Myra Pritchard wrote a book-length manuscript about these letters in 1927, but the family of Robert Lincoln threatened legal action and bought the manuscript rather than allowing its publication. Against the agreement with the Lincoln family, Myra Pritchard kept a copy of the letters and her manuscript, but ordered that it be burned upon her death. The executor of her estate, her sister-in-law Margreta Pritchard, burned the manuscript. A few years later, the sister-in-law was persuaded by a Lincoln collector to burn the typed copies of the letters as well.

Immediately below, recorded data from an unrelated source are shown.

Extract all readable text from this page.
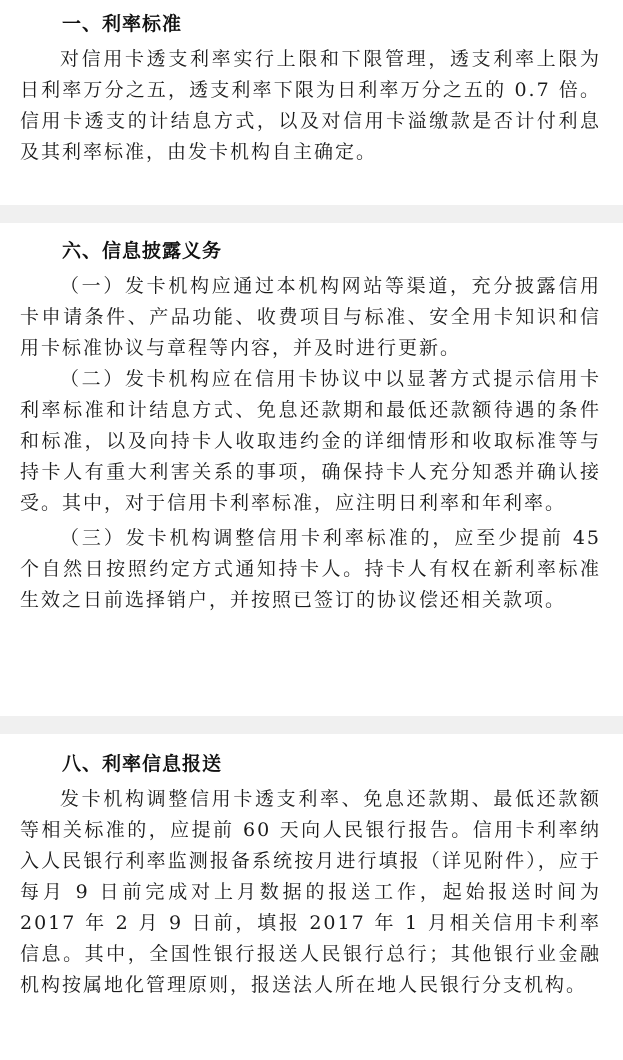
一、利率标准

对信用卡透支利率实行上限和下限管理，透支利率上限为日利率万分之五，透支利率下限为日利率万分之五的 0.7 倍。信用卡透支的计结息方式，以及对信用卡溢缴款是否计付利息及其利率标准，由发卡机构自主确定。

六、信息披露义务

（一）发卡机构应通过本机构网站等渠道，充分披露信用卡申请条件、产品功能、收费项目与标准、安全用卡知识和信用卡标准协议与章程等内容，并及时进行更新。

（二）发卡机构应在信用卡协议中以显著方式提示信用卡利率标准和计结息方式、免息还款期和最低还款额待遇的条件和标准，以及向持卡人收取违约金的详细情形和收取标准等与持卡人有重大利害关系的事项，确保持卡人充分知悉并确认接受。其中，对于信用卡利率标准，应注明日利率和年利率。

（三）发卡机构调整信用卡利率标准的，应至少提前 45 个自然日按照约定方式通知持卡人。持卡人有权在新利率标准生效之日前选择销户，并按照已签订的协议偿还相关款项。

八、利率信息报送

发卡机构调整信用卡透支利率、免息还款期、最低还款额等相关标准的，应提前 60 天向人民银行报告。信用卡利率纳入人民银行利率监测报备系统按月进行填报（详见附件），应于每月 9 日前完成对上月数据的报送工作，起始报送时间为 2017 年 2 月 9 日前，填报 2017 年 1 月相关信用卡利率信息。其中，全国性银行报送人民银行总行；其他银行业金融机构按属地化管理原则，报送法人所在地人民银行分支机构。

Although the Bradwell-Lincoln letters and Pritchard's manuscript were believed to be completely lost, a surviving copy was discovered in 2005, in a steamer trunk belonging to a Lincoln family attorney. Myra Helmer Pritchard's 1927 manuscript was published in 2011 as The Dark Days of Abraham Lincoln's Widow, as Revealed by Her Own Letters by Southern Illinois University Press.

== Personal life ==
Myra Bradwell Helmer married a Canadian medical doctor, James Stuart Pritchard, in 1915. They were avid collie owners, and lived in Battle Creek, Michigan, where James was the president of the W. K. Kellogg Foundation. She was widowed when the doctor died from thyroid cancer in 1940, and she died in 1947, aged 57 years.